The EPA and DOT Rules Will Fuel Job Growth

Electrify America Charging Station
 Credit: Roberto Baldwin/SAE

 

The recent release of the Environmental Protection Agency and Department of Transportation's finalized rules for vehicle sales hit the news with some concern that the reduction in EV sales required by 2032 would undercut the move to a more sustainable world. The reality is a bit more nuanced. 

In the proposed rule shared in 2023, by 2032, 67 percent of new car sales had to be electric. There was pushback from automakers and the United Auto Workers union. Concerns around supply chains, roll-outs, and adjustments in EV roadmaps were the main reasons for the outcry. 

Some automakers have had issues with their electric vehicle plans.
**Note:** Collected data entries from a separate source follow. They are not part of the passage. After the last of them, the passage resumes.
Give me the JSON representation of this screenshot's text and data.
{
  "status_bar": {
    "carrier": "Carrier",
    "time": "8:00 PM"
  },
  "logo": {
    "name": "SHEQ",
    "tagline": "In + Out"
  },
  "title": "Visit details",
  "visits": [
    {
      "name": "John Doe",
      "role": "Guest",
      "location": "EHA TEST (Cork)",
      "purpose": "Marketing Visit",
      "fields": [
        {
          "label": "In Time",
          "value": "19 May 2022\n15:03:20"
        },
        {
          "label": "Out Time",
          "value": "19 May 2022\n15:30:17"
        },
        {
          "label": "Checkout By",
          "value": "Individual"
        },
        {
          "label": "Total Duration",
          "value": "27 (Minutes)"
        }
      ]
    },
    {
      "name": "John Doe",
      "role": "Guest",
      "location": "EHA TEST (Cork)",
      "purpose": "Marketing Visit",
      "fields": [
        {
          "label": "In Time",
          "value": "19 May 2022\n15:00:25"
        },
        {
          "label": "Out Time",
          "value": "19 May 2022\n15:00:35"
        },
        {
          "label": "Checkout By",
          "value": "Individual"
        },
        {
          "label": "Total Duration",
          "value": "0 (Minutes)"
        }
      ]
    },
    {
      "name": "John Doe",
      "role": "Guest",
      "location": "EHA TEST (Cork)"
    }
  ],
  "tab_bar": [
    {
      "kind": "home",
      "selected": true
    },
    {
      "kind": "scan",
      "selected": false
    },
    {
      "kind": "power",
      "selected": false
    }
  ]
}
While some have found the market to be far more competitive than anticipated, others have had issues with manufacturing. Meanwhile, 2023 was EV automaker Tesla's best sales year ever with 1.81 million vehicles delivered and 1.85 million vehicles produced. 

The desire for electric vehicles is there and continues to grow, the domestic market saw 41 percent year-over-year increase in January 2024 versus the same month in 2023. Trying to find anything else in the automotive world with that type of growth is difficult if not impossible. 

Research firm, Bloomberg NEF sees global electrified vehicle sales increasing 21 percent in 2024 to 16.7 million vehicles with 71 percent of those being electric. In the United States, the BNEF prediction is that in 2024, EVs will account for 13 percent of new car sales with approx 1.9 million electric vehicles sold. 

In 2020, EVs accounted for 1.8 percent of the new car sales. By 2023, that number jumped to 7.6 percent. If it hits the predicted 13 percent by the end of 2024, that's a huge jump that requires more battery manufacturing, more production lines, and more charging stations. 

So why the pushback? Transitioning to electric vehicles is expensive. Automakers are pouring billions of dollars into research, new facilities, and getting their huge employee bases up to speed. With that type of money being spent, it's understandable that there is concern about aggressive adoption numbers. 

The new EPA rule (you can read all 1,181 pages here) now targets automaker sales in 2032 of 35 percent to 56 percent for EVs in 2032, and 13 percent to 36 percent for plug-in hybrids (PHEV). The rise of the PHEV has been slow but steady. Drivers plug in their vehicles at night and have about 30-40 miles of electric-only range before the gas engine kicks in. It's a compromise for those concerned about the charging infrastructure or typically use their vehicles for tasks like heavy towing or hauling. 

While the drop of pure EVs from 67% to as low as 35% seems like a huge concession, the PHEVs that will fill that gap still require batteries, electric motors, home charging stations, and cables. 

Those looking at sustainable careers shouldn't be concerned. The jobs needed for EVs will be needed for PHEVs and within every regulatory mandate there are always the companies that go above and beyond to capture some of the excitement around a technology and create brand loyalty amongst drivers. If you're driving an EV from a company and you enjoy it, you're likely to stick with that company in the future as the technology evolves. 

Regardless of the mix of vehicles, the White House announced the most important piece of information about the new rules: the mandates will avoid 7.2 billion tons of CO2 emissions through 2055. For a cleaner world, that's a huge step in the right direction.